Vu les autres pièces du dossier ;
Vu :
- le code de l’entrée et du séjour des étrangers et du droit d’asile ;
- le code de justice administrative ;
Vu la décision par laquelle la présidente du tribunal a désigné M. Silvestre-Toussaint-Fortesa, vice-président, pour statuer sur les demandes de référé.
Considérant ce qui suit :
1. D’une part, aux termes de l’article L. 521-3 du code de justice administrative : « En cas d’urgence et sur simple requête qui sera recevable même en l’absence de décision administrative préalable, le juge des référés peut ordonner toutes autres mesures utiles sans faire obstacle à l’exécution d’aucune décision administrative ». Saisi sur le fondement de ces dispositions, le juge des référés peut prescrire, à des fins conservatoires ou à titre provisoire, toutes mesures que l’urgence justifie, notamment sous forme d’injonctions adressées à l’administration, à la condition que ces mesures soient utiles, ne se heurtent à aucune contestation sérieuse et ne fassent obstacle à l’exécution d’aucune décision administrative, à moins qu’il ne s’agisse de prévenir un péril grave. Aux termes de l’article L. 522-3 du même code : « Lorsque la demande ne présente pas un caractère d’urgence ou lorsqu’il apparaît manifeste, au vu de la demande, que celle-ci ne relève pas de la compétence de la juridiction administrative, qu’elle est irrecevable ou qu’elle est mal fondée, le juge des référés peut la rejeter par une ordonnance motivée sans qu’il y ait lieu d’appliquer les deux premiers alinéas de l’article L. 522-1 ».

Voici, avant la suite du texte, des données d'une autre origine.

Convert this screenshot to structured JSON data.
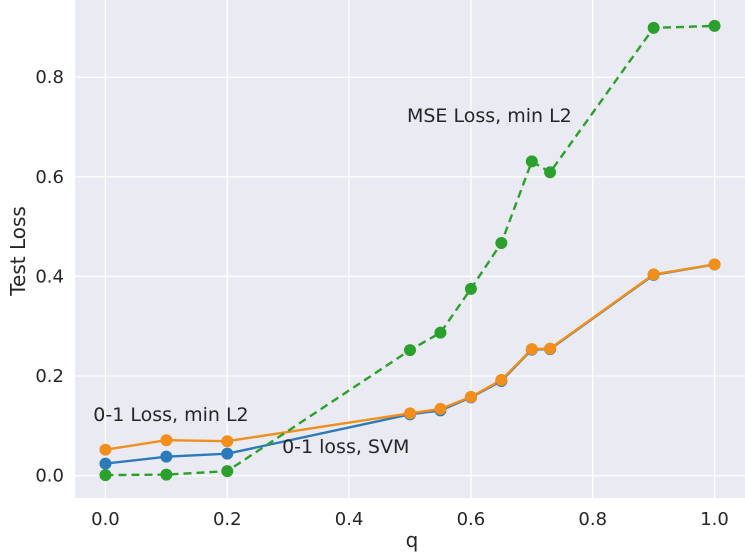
{
  "chart_data": {
    "type": "line",
    "title": "",
    "xlabel": "q",
    "ylabel": "Test Loss",
    "xlim": [
      -0.05,
      1.05
    ],
    "ylim": [
      -0.045,
      0.955
    ],
    "xticks": [
      "0.0",
      "0.2",
      "0.4",
      "0.6",
      "0.8",
      "1.0"
    ],
    "xtick_values": [
      0.0,
      0.2,
      0.4,
      0.6,
      0.8,
      1.0
    ],
    "yticks": [
      "0.0",
      "0.2",
      "0.4",
      "0.6",
      "0.8"
    ],
    "ytick_values": [
      0.0,
      0.2,
      0.4,
      0.6,
      0.8
    ],
    "grid": true,
    "background": "#eaeaf2",
    "grid_color": "#ffffff",
    "series": [
      {
        "color": "#2b7bba",
        "linestyle": "solid",
        "x": [
          0.0,
          0.1,
          0.2,
          0.5,
          0.55,
          0.6,
          0.65,
          0.7,
          0.73,
          0.9,
          1.0
        ],
        "y": [
          0.024,
          0.038,
          0.044,
          0.123,
          0.131,
          0.157,
          0.19,
          0.253,
          0.254,
          0.403,
          0.424
        ]
      },
      {
        "color": "#f28e1c",
        "linestyle": "solid",
        "x": [
          0.0,
          0.1,
          0.2,
          0.5,
          0.55,
          0.6,
          0.65,
          0.7,
          0.73,
          0.9,
          1.0
        ],
        "y": [
          0.052,
          0.071,
          0.069,
          0.125,
          0.134,
          0.158,
          0.192,
          0.254,
          0.255,
          0.404,
          0.424
        ]
      },
      {
        "color": "#2ca02c",
        "linestyle": "dashed",
        "x": [
          0.0,
          0.1,
          0.2,
          0.5,
          0.55,
          0.6,
          0.65,
          0.7,
          0.73,
          0.9,
          1.0
        ],
        "y": [
          0.001,
          0.002,
          0.009,
          0.252,
          0.287,
          0.375,
          0.467,
          0.631,
          0.609,
          0.899,
          0.903
        ]
      }
    ],
    "annotations": [
      {
        "text": "MSE Loss, min L2",
        "x": 0.495,
        "y": 0.71
      },
      {
        "text": "0-1 Loss, min L2",
        "x": -0.02,
        "y": 0.11
      },
      {
        "text": "0-1 loss, SVM",
        "x": 0.29,
        "y": 0.045
      }
    ]
  }
}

2. D’autre part, aux termes de l’article R. 432-1 du code de l’entrée et du séjour des étrangers et du droit d’asile : « Le silence gardé par l’administration sur les demandes de titres de séjour vaut décision implicite de rejet ». Enfin, aux termes de l’article R. 432-2 de ce code : « La décision implicite mentionnée à l’article R. 432-1 naît au terme d’un délai de quatre mois (…) ».

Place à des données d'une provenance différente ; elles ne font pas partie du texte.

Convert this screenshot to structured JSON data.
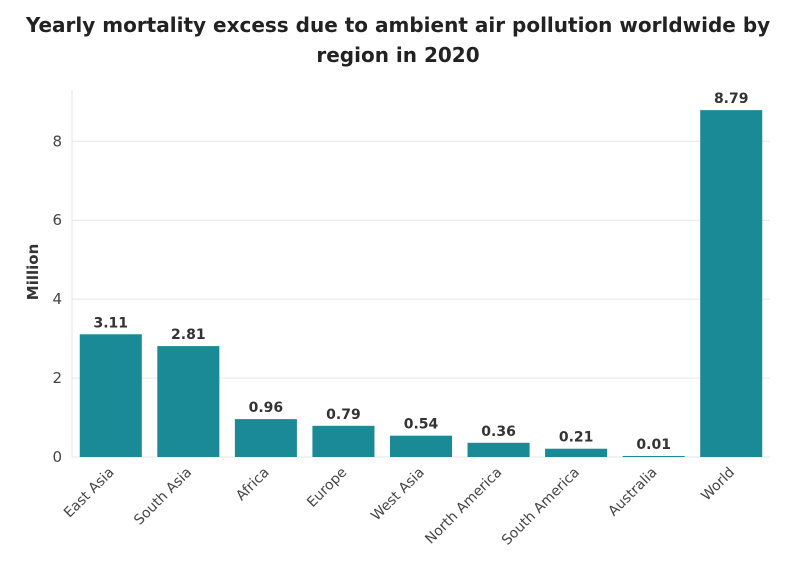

3. En l’espèce, il résulte de l’instruction que M. A…, ressortissant sénégalais né le 1er janvier 1979, bénéficiait d’une carte de séjour temporaire, valable jusqu’au 6 janvier 2026 et dont il a sollicité le renouvellement auprès de la préfecture des Alpes-Maritimes par le biais de la chambre de commerce et d’industrie de Nice. Par ailleurs, le requérant soutient que ladite demande a été déposée le 30 septembre 2025, affirmation qui apparait également dans ses courriels d’échanges avec la préfecture et la chambre de commerce et d’industrie de Nice et qui n’a, jusqu’alors, jamais été contestée. Dès lors, il est constant qu’à la date de la présente ordonnance, un délai de plus de quatre mois s’est écoulé depuis la réception de ladite demande par l’administration, faisant ainsi naitre une décision implicite de rejet, conformément aux dispositions citées au point précédent. Par suite, la mesure sollicitée par le requérant, tendant à ce qu’une convocation en préfecture lui soit délivrée afin qu’il puisse suivre l’état d’avancement de sa demande de renouvellement de titre de séjour, apparait comme dépourvue d’utilité.

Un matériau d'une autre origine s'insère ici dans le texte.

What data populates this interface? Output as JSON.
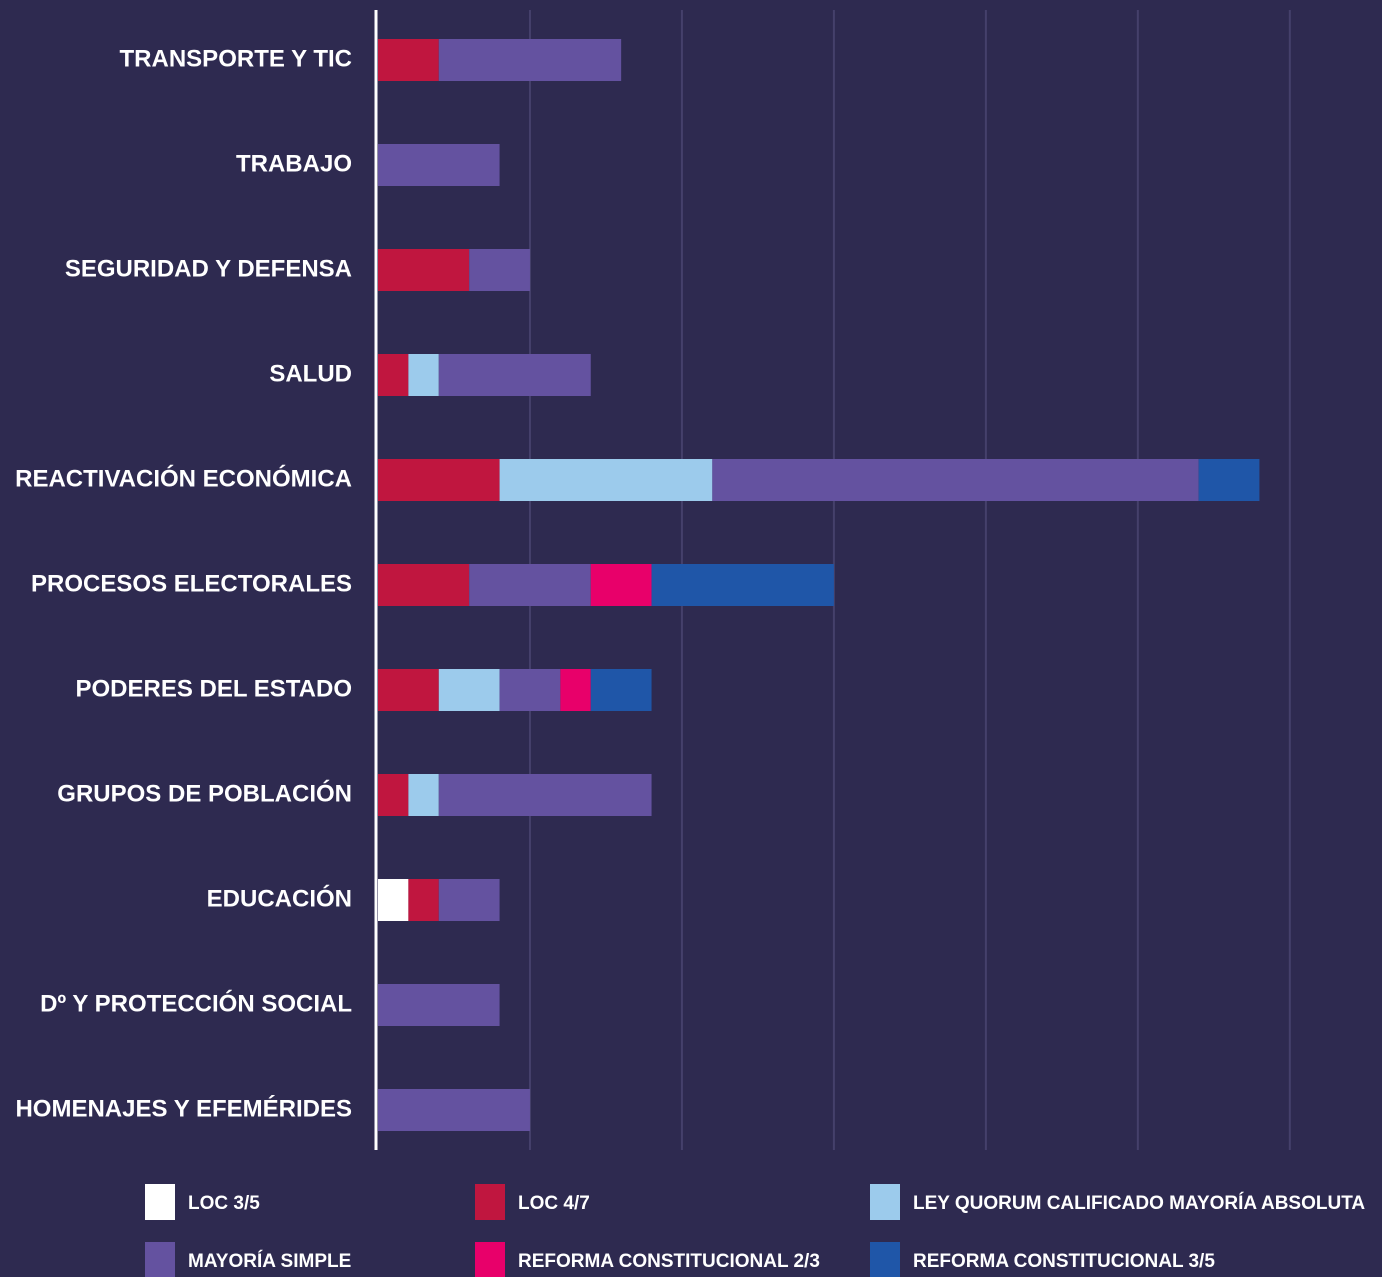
{
  "chart_data": {
    "type": "stacked_bar_horizontal",
    "categories": [
      "TRANSPORTE Y TIC",
      "TRABAJO",
      "SEGURIDAD Y DEFENSA",
      "SALUD",
      "REACTIVACIÓN ECONÓMICA",
      "PROCESOS ELECTORALES",
      "PODERES DEL ESTADO",
      "GRUPOS DE POBLACIÓN",
      "EDUCACIÓN",
      "Dº Y PROTECCIÓN SOCIAL",
      "HOMENAJES Y EFEMÉRIDES"
    ],
    "series": [
      {
        "name": "LOC 3/5",
        "color": "#ffffff",
        "values": [
          0,
          0,
          0,
          0,
          0,
          0,
          0,
          0,
          1,
          0,
          0
        ]
      },
      {
        "name": "LOC 4/7",
        "color": "#c0163f",
        "values": [
          2,
          0,
          3,
          1,
          4,
          3,
          2,
          1,
          1,
          0,
          0
        ]
      },
      {
        "name": "LEY QUORUM CALIFICADO MAYORÍA ABSOLUTA",
        "color": "#9ccbec",
        "values": [
          0,
          0,
          0,
          1,
          7,
          0,
          2,
          1,
          0,
          0,
          0
        ]
      },
      {
        "name": "MAYORÍA SIMPLE",
        "color": "#6452a0",
        "values": [
          6,
          4,
          2,
          5,
          16,
          4,
          2,
          7,
          2,
          4,
          5
        ]
      },
      {
        "name": "REFORMA CONSTITUCIONAL 2/3",
        "color": "#e8006a",
        "values": [
          0,
          0,
          0,
          0,
          0,
          2,
          1,
          0,
          0,
          0,
          0
        ]
      },
      {
        "name": "REFORMA CONSTITUCIONAL 3/5",
        "color": "#1f56a8",
        "values": [
          0,
          0,
          0,
          0,
          2,
          6,
          2,
          0,
          0,
          0,
          0
        ]
      }
    ],
    "xlim": [
      0,
      33
    ],
    "xticks": [
      5,
      10,
      15,
      20,
      25,
      30
    ],
    "grid": true
  }
}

4. Il résulte de ce qui a été dit, sans qu’il soit besoin d’examiner les autres conditions exigées par les dispositions de l’article L. 521-3 du code de justice administrative, que les conclusions présentées par M. A… sur le fondement de ces dispositions doivent être rejetées par application des dispositions de l’article L. 522-3 du code de justice administrative, ensemble celles formulées sur le fondement des dispositions de l’article L. 761-1 du code de justice administrative.
ORDONNE :
Article 1er : La requête de M. A… est rejetée.
Article 2 : La présente ordonnance sera notifiée à M. B… A….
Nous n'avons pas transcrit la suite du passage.